Similar apparatus has been used in the past to reveal the structure of liquids with larger molecules than water, but because of their tiny size, seeing how water molecules arrange themselves near surfaces has proved somewhat tricky. However having recently produced the clearest results to date, the Oxford team thinks it may finally have detected this arrangement.

"The importance of this is that if you could measure the structure of water by this mechanical means over a variety of different surfaces - including biologically active surfaces ? you would know something about how the water was affecting the interactions near those surfaces," explains Professor Pethica.

This could be particularly relevant for proteins that have both hydrophobic (water hating) and hydrophilic (water loving) parts. It is thought to be the interactions of these different parts of proteins with water that makes them the shape they are. If it became possible to work out how to alter the shape of a protein, and determine how this change in shape affects the job the protein does in the body, scientists could potentially diagnose and treat certain illnesses and diseases.

To understand biological processes more fully, it will also be vital to learn how confined water behaves. "Confined water is a requirement for all life," says Dr Swenson. "It is confined water which interacts with biomolecules and is responsible for how they work," he explains.

One particular area of interest for Swenson`s team is the behaviour of `supercooled` water in confined conditions.
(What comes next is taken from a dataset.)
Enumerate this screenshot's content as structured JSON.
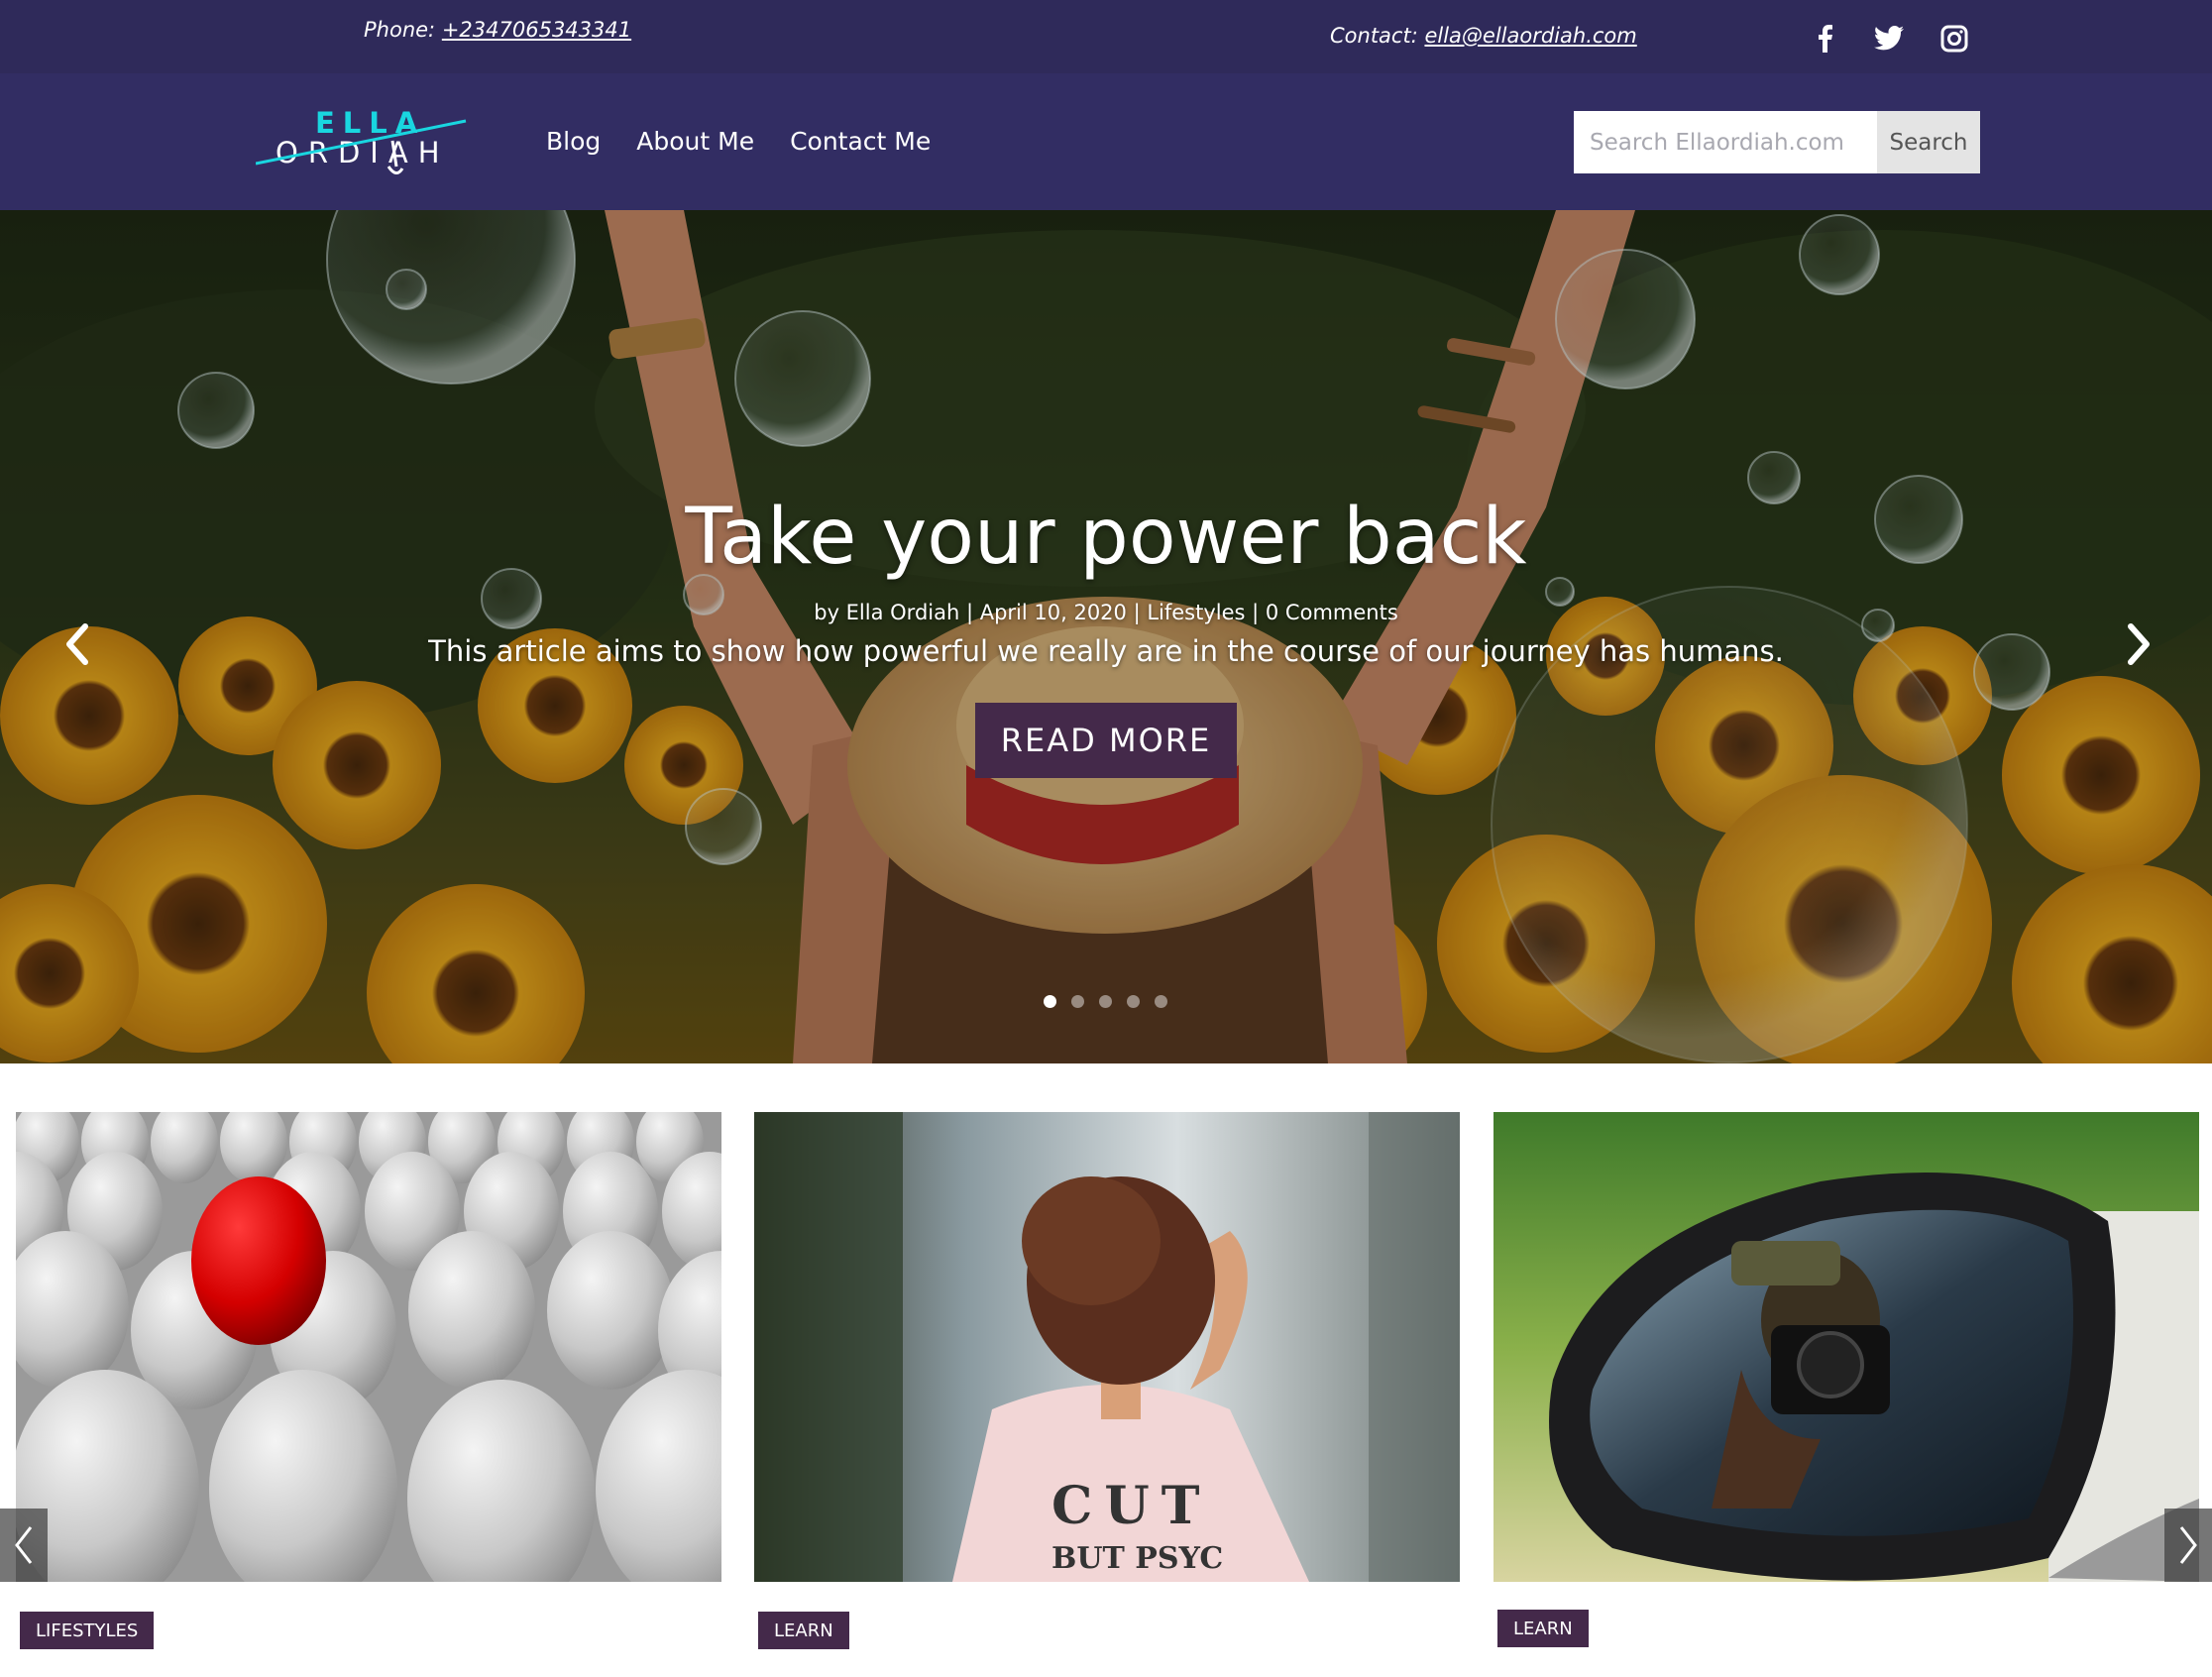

Normally when liquids are cooled below their freezing point they become solids. Supercooled liquids however remain liquid even when they are below their freezing point.

"Water can be supercooled below 0°C in nature, for example in trees," says Swenson. "In many of these systems it is important that the water remains in the supercooled state since the formation of ice can destroy many natural materials," he continues.

So far his experiments ? using dried strawberries and red onion to confine the water ? have shown that the chemical bonds between water molecules become stronger in the supercooled regime. However, their strength depends on what shape the cavity confining them has, and how they interact with the cavity walls.